Yes, we are at that stage where they have to begin to put on the brakes because it’s growing faster and now we’re going to have a lot of stimulus.
You mean fiscal stimulus?
Yes. The changes in the tax laws will provide both fiscal stimulus and larger budget deficits which means more bonds have to be sold. It also gives companies a lot more cash. Investors have a lot of cash on the side. Banks also have a lot of cash on the side. So, they’re going to put that cash more to work, and you’re getting a stimulus into a capacity constraint. That is the part of the cycle where central banks tighten monetary policies. That is when the risks of recessions rise because central banks never get it perfect. Otherwise, we wouldn’t have cycles and recessions. So, I think we’re going to have this stimulus, which is great. Everyone is going to get excited about that stimulus, and then the central banks will have to tighten.

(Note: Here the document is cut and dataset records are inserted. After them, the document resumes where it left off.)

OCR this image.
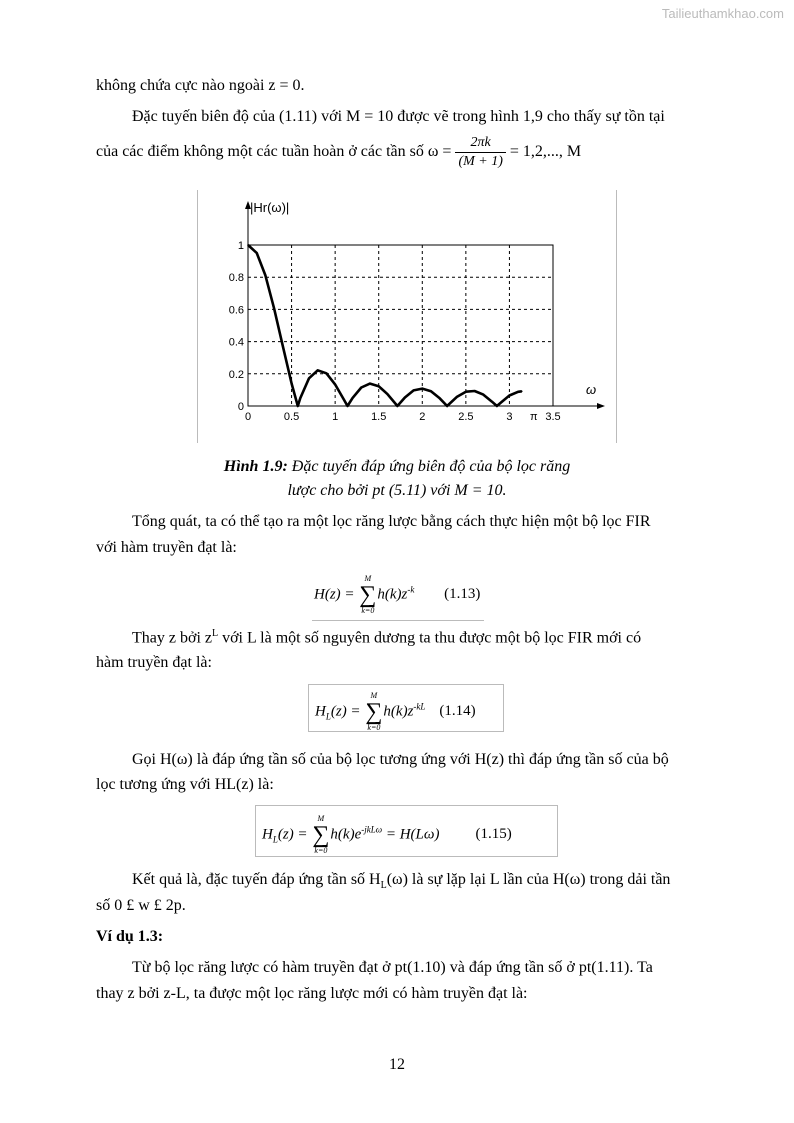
Tailieuthamkhao.com
không chứa cực nào ngoài z = 0.
Đặc tuyến biên độ của (1.11) với M = 10 được vẽ trong hình 1,9 cho thấy sự tồn tại
của các điểm không một các tuần hoàn ở các tần số $\omega = \frac{2\pi k}{(M + 1)} = 1,2$,..., M
0	0.5	1	1.5	2	2.5	3	3.5
0
0.2
0.4
0.6
0.8
1
π
|Hr(ω)|
ω
Hình 1.9: Đặc tuyến đáp ứng biên độ của bộ lọc răng
lược cho bởi pt (5.11) với M = 10.
Tổng quát, ta có thể tạo ra một lọc răng lược bằng cách thực hiện một bộ lọc FIR
với hàm truyền đạt là:
H(z) =
M
∑
k=0
$h(k)z^{-k}$ (1.13)
Thay z bởi $z^L$ với L là một số nguyên dương ta thu được một bộ lọc FIR mới có
hàm truyền đạt là:
$H_L(z)$ =
M
∑
k=0
$h(k)z^{-kL}$ (1.14)
Gọi H(ω) là đáp ứng tần số của bộ lọc tương ứng với H(z) thì đáp ứng tần số của bộ
lọc tương ứng với HL(z) là:
$H_L(z)$ =
M
∑
k=0
$h(k)e^{-jkL\omega} = H(L\omega)$ (1.15)
Kết quả là, đặc tuyến đáp ứng tần số $H_L(\omega)$ là sự lặp lại L lần của H(ω) trong dải tần
số 0 £ w £ 2p.
Ví dụ 1.3:
Từ bộ lọc răng lược có hàm truyền đạt ở pt(1.10) và đáp ứng tần số ở pt(1.11). Ta
thay z bởi z-L, ta được một lọc răng lược mới có hàm truyền đạt là:
12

It’s very difficult to tighten now to get it right. It’s very difficult to get it right because we’re in a situation where there’s a lot of interest rate sensitivity. So, we always have cycles and all I’m saying is that we’re coming into the late innings of this cycle. And I do believe that the central bank, the Fed most importantly, will probably tighten more than is already reflected in the yield
term, and that interest rates will go up. And as rates go up and bonds go down, it begins to have, with a lag, a negative effect on other markets. It has a negative effect on equities. And with a lag, that has a negative effect on economic activity. So, we are in that latter part of the cycle.

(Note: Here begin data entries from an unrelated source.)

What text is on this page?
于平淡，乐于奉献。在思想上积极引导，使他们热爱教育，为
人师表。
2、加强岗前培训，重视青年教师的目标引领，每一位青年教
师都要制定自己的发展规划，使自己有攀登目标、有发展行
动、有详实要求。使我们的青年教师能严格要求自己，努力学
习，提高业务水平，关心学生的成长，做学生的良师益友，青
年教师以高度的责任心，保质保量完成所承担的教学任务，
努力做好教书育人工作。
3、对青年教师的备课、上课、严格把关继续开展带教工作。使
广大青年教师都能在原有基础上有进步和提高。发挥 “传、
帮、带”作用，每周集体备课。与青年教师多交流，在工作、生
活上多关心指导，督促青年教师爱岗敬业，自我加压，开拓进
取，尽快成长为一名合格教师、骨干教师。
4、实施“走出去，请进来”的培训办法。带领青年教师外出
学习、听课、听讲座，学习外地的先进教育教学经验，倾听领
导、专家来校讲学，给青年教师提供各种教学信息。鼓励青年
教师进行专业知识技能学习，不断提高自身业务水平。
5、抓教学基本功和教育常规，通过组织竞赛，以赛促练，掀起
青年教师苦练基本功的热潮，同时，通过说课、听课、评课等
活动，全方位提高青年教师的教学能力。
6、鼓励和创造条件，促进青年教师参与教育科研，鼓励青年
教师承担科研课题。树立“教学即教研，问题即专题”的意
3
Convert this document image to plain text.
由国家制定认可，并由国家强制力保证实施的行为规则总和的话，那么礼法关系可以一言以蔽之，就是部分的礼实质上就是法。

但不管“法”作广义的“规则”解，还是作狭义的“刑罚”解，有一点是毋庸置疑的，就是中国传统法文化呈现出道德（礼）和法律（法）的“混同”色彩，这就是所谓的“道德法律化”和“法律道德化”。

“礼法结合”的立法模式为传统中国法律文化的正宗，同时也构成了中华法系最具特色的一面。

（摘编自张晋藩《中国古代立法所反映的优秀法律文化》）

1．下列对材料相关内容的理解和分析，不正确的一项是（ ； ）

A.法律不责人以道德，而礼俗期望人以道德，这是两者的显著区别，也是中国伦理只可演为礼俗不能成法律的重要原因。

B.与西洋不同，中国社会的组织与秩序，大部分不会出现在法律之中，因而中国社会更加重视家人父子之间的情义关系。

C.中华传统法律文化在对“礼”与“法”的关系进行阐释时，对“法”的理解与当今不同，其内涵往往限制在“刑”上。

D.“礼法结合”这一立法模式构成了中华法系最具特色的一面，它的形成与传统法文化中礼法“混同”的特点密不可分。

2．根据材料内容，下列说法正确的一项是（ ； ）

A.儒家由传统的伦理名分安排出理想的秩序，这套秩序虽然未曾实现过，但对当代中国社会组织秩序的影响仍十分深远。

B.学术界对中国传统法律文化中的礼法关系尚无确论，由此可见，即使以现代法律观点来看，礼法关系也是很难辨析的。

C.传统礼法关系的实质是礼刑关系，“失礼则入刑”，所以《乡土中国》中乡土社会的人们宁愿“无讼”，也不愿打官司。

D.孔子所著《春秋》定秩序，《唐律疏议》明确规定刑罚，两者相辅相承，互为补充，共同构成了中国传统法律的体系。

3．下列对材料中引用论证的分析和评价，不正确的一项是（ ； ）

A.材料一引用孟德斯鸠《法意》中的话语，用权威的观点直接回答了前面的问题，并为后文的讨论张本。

What do you think of the US tax cuts?
I think the tax cuts are good but there are two sides to the tax cuts. It creates a fiscal stimulus and it creates a larger deficit which produces more need to sell bonds. The government has to sell more bonds. That is happening at the same time as the Federal Reserve is going to be shrinking its balance sheet, which means selling bonds, and at same time it’s going to be raising interest rates. So, it’s almost like hitting the gas and the brakes at the same time.
CEOs argue that tax cuts will have a multiplier effect across economies.

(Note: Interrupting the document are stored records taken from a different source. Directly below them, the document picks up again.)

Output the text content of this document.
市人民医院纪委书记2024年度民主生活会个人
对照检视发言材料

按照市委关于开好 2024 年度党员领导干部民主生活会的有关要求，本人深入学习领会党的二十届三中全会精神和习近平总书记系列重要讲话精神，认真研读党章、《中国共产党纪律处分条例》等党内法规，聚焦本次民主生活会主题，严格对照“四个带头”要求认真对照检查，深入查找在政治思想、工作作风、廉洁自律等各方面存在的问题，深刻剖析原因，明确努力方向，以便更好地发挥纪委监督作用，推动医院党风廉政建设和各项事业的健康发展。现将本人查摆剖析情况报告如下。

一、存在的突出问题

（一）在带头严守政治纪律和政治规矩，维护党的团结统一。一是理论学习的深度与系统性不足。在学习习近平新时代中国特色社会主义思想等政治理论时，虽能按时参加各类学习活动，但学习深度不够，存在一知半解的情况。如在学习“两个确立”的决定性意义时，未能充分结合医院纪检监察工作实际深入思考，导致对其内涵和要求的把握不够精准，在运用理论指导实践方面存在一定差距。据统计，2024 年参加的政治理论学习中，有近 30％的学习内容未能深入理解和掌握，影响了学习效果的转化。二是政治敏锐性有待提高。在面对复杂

There is definitely trickledown. There will also be budget deficits. Those budget deficits have to be handled and have to be balanced well. Both exist. So, I think that the stimulus is a good thing, but simultaneously the question should be, how do we make capitalism work well for the majority of the people? There is an issue.
To some extent, it’s the other side of the technology issue. Technology is wonderful in doing things that people ordinarily could do better. So, that’s happening in the industry in the developed world. And then of course it’s a wonderful thing that there’s competition in the world. So, when you look at it, while the gap between the rich and poor within a country has increased, the gap between rich countries and poor countries has narrowed.
I don’t think our risks are as much economic, as they are tied to central banks tightening money and the risk of a downturn. I think the risk of a downturn combined with the social-political is the thing that worries me now the most.
It’s been a decade since the financial meltdown. Should we worry?
I don’t assess the situation to be the same. In 2007, we ran our calculations and could see that a number of important entities could not service their debt. That is not the case now. We don’t see systemic risks now. So, I don’t think there’s going to be a debt crisis that’s going to head our way. I think that what we’re dealing with is a sensitivity to interest rate changes. The economy has an unusually high sensitivity to interest rate changes. I think it’s going to be very difficult for the gas coming from fiscal stimulus and the brakes coming from Fed restraint to be put on the same time when the economy is approaching capacity constraints.